The above is actually a picture of Hungarian Yeast Rugelach, from a much earlier post. I don’t have a picture of the crescent shaped rugelach my grandmother A”H favored. I went with roll shaped rugelach this time. If you want to see how the crescent shaped rugelach is made, you can take a look at my earlier post.
My father firmly believes in apricot rugelach, but my notes say that my grandmother used raspberry jam. She also used to drop blobs of it all over the dough, while I am a jam spreader. Doesn’t matter. This is a classic cream cheese dough recipe for rugelach.
From my paternal grandmother, A”H.
8 ounces cream cheese (227 g. / 1 cup), cut into small pieces
8 ounces butter (227 g. / 1 cup), cut into small pieces
9 ounces flour (255 g. / 2 cups)
2 Tbl. sugar (24 g.)
For filling cookies:
Cinnamon sugar (1/2 cup sugar, 3-4 tsp. cinnamon)
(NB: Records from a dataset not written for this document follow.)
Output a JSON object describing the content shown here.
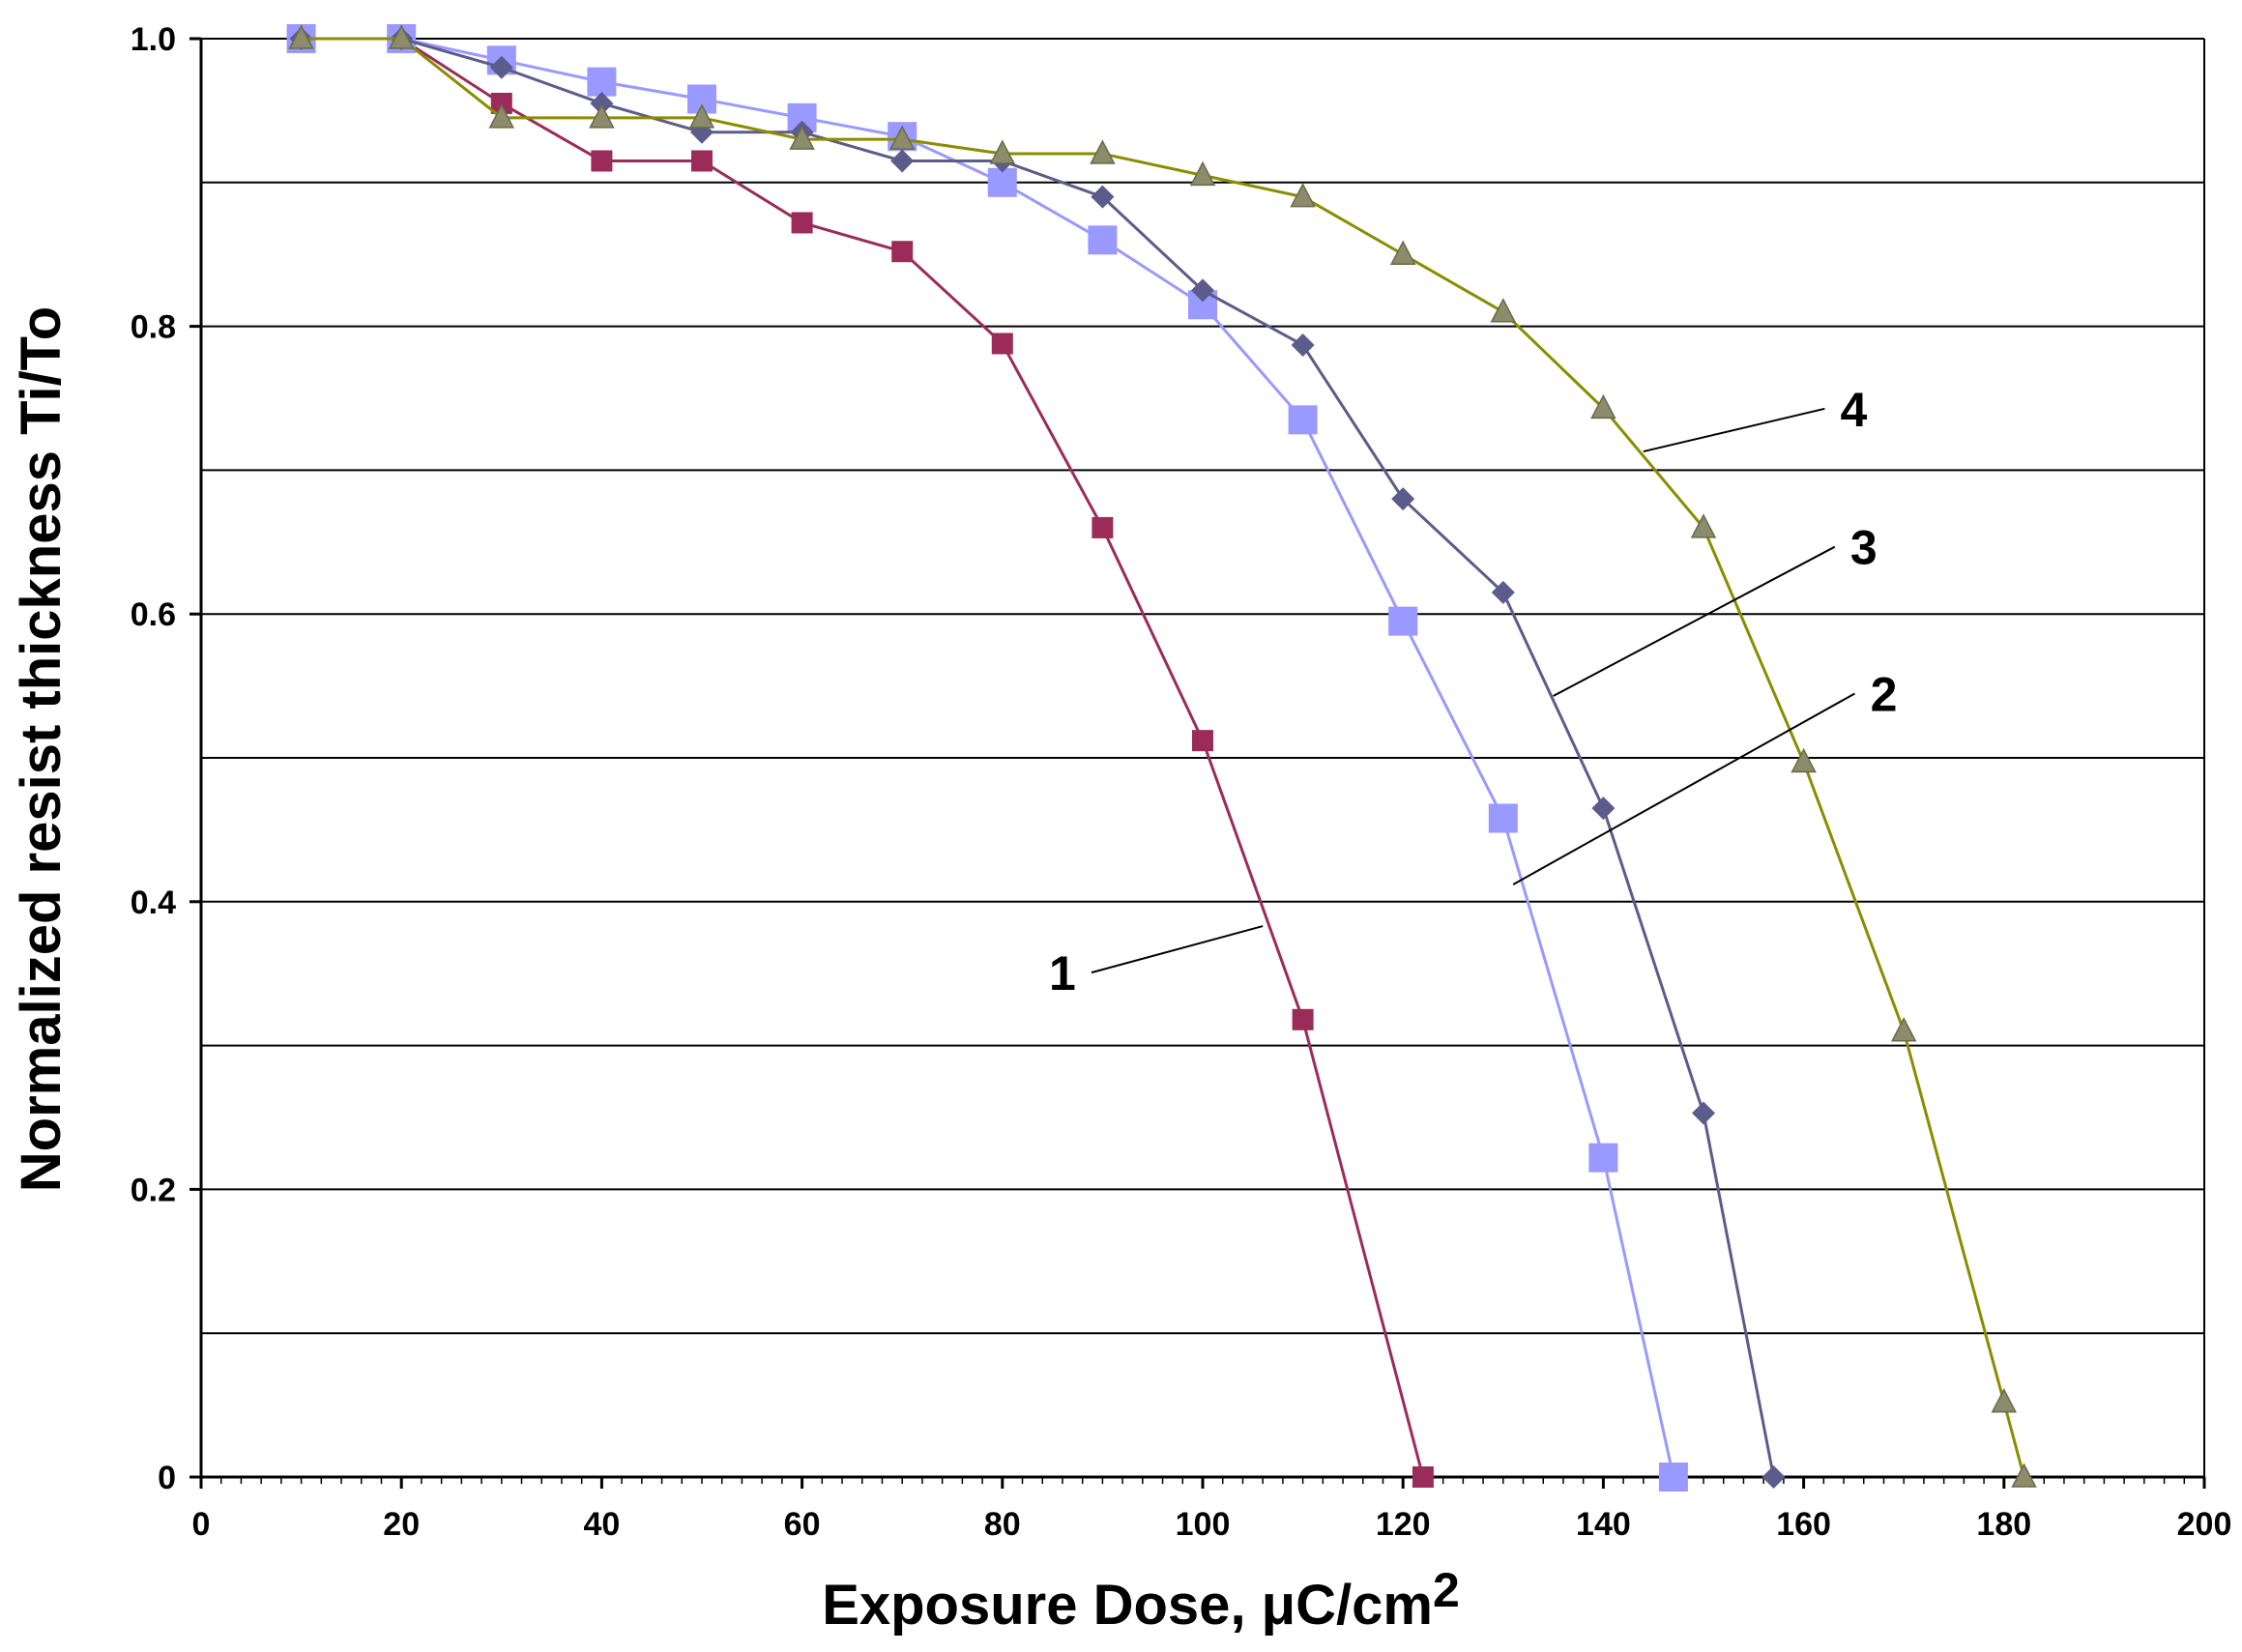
{
  "chart_data": {
    "type": "line",
    "title": "",
    "xlabel": "Exposure Dose, μC/cm",
    "xlabel_superscript": "2",
    "ylabel": "Normalized resist thickness Ti/To",
    "xlim": [
      0,
      200
    ],
    "ylim": [
      0,
      1.0
    ],
    "grid": true,
    "x_ticks": [
      "0",
      "20",
      "40",
      "60",
      "80",
      "100",
      "120",
      "140",
      "160",
      "180",
      "200"
    ],
    "y_ticks": [
      "0",
      "0.2",
      "0.4",
      "0.6",
      "0.8",
      "1.0"
    ],
    "series": [
      {
        "name": "1",
        "color": "#9b2c5a",
        "marker": "square-small",
        "x": [
          10,
          20,
          30,
          40,
          50,
          60,
          70,
          80,
          90,
          100,
          110,
          122
        ],
        "y": [
          1.0,
          1.0,
          0.955,
          0.915,
          0.915,
          0.872,
          0.852,
          0.788,
          0.66,
          0.512,
          0.318,
          0.0
        ],
        "label_anchor": [
          106,
          0.383
        ]
      },
      {
        "name": "2",
        "color": "#9999ff",
        "marker": "square-large",
        "x": [
          10,
          20,
          30,
          40,
          50,
          60,
          70,
          80,
          90,
          100,
          110,
          120,
          130,
          140,
          147
        ],
        "y": [
          1.0,
          1.0,
          0.985,
          0.97,
          0.958,
          0.945,
          0.932,
          0.9,
          0.86,
          0.815,
          0.735,
          0.595,
          0.458,
          0.222,
          0.0
        ],
        "label_anchor": [
          131,
          0.412
        ]
      },
      {
        "name": "3",
        "color": "#5c5c8c",
        "marker": "diamond",
        "x": [
          10,
          20,
          30,
          40,
          50,
          60,
          70,
          80,
          90,
          100,
          110,
          120,
          130,
          140,
          150,
          157
        ],
        "y": [
          1.0,
          1.0,
          0.98,
          0.955,
          0.935,
          0.935,
          0.915,
          0.915,
          0.89,
          0.825,
          0.787,
          0.68,
          0.615,
          0.465,
          0.253,
          0.0
        ],
        "label_anchor": [
          135,
          0.543
        ]
      },
      {
        "name": "4",
        "color": "#8c8c00",
        "marker": "triangle",
        "x": [
          10,
          20,
          30,
          40,
          50,
          60,
          70,
          80,
          90,
          100,
          110,
          120,
          130,
          140,
          150,
          160,
          170,
          180,
          182
        ],
        "y": [
          1.0,
          1.0,
          0.945,
          0.945,
          0.945,
          0.93,
          0.93,
          0.92,
          0.92,
          0.905,
          0.89,
          0.85,
          0.81,
          0.743,
          0.66,
          0.497,
          0.31,
          0.052,
          0.0
        ],
        "label_anchor": [
          144,
          0.713
        ]
      }
    ],
    "curve_labels": [
      {
        "text": "1",
        "x": 86,
        "y": 0.344
      },
      {
        "text": "2",
        "x": 168,
        "y": 0.538
      },
      {
        "text": "3",
        "x": 166,
        "y": 0.64
      },
      {
        "text": "4",
        "x": 165,
        "y": 0.736
      }
    ]
  }
}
finely chopped walnuts, sprinkled with lemon juice
miniature chocolate chips or finely chopped chocolate
raspberry jam (or apricot jam or apricot lekvar)
Put cream cheese, butter, sugar and flour in a mixing bowl. Mix the butter and cream into the flour and sugar until a soft dough forms.
Divide the dough into three equal pieces. Place each portion of dough onto its own large-ish piece of parchment paper or waxed paper. Shape each portion of dough into a rough square and flatten to a 1/2″. Wrap up the dough squares in their pieces of paper, place the wrapped dough packages on a sheet pan and stick it in the refrigerator. Chill it overnight (2 hours at least, but I go with overnight because I find it less exhausting to make that way).
When you are ready to roll (literally), get out your rolling pin and line your work surface with parchment paper. Set up bowl of raisins, cinnamon sugar, jam, chopped nuts and mini chocolate chips.
Roll out one section of dough at a time. Roll out the dough between two pieces of parchment paper (waxed paper is good, too). Flour the surface to prevent sticking, as needed. You can also use my paternal grandmother’s trick of using powdered sugar to dust the work surface and prevent sticking. I have also heard of rolling out the dough over a sprinkle of cinnamon sugar.
Roll each piece of dough into a 12″ circle. Use a pizza cutter to cut the circle into 16 narrow triangles. Spread the surface of the dough with a thin layer of jam, leaving a 1/2″ border on the edges and a bare 1″ circle in the center. Be fairly stingy because excess jam will just leak out and burn when you go to bake the rugelach. Sprinkle over some nuts, cinnamon sugar, raisins and chocolate chips. Don’t pile on a lot, be discreet; excess filling will make the dough hard to roll up.
Roll up each triangle from the wide end to the point to make a crescent shape.
Place each crescent on a baking sheet that has been lined with parchment paper or nonstick foil.
Before baking the rugelach, chill them for a half hour in the refrigerator.
Bake until light gold, 350 degrees for 20 minutes.
Makes 4 dozen rugelach.
Note: If you can’t handle rolling out three 12″ circles, you can divide the dough in quarters and roll out four 9″ circles. But my grandmother rolled out the larger circles. The yeast dough rugelach pictured above was made from a 15″ circle cut into 16 wedges. You get lots of flaky layers this way.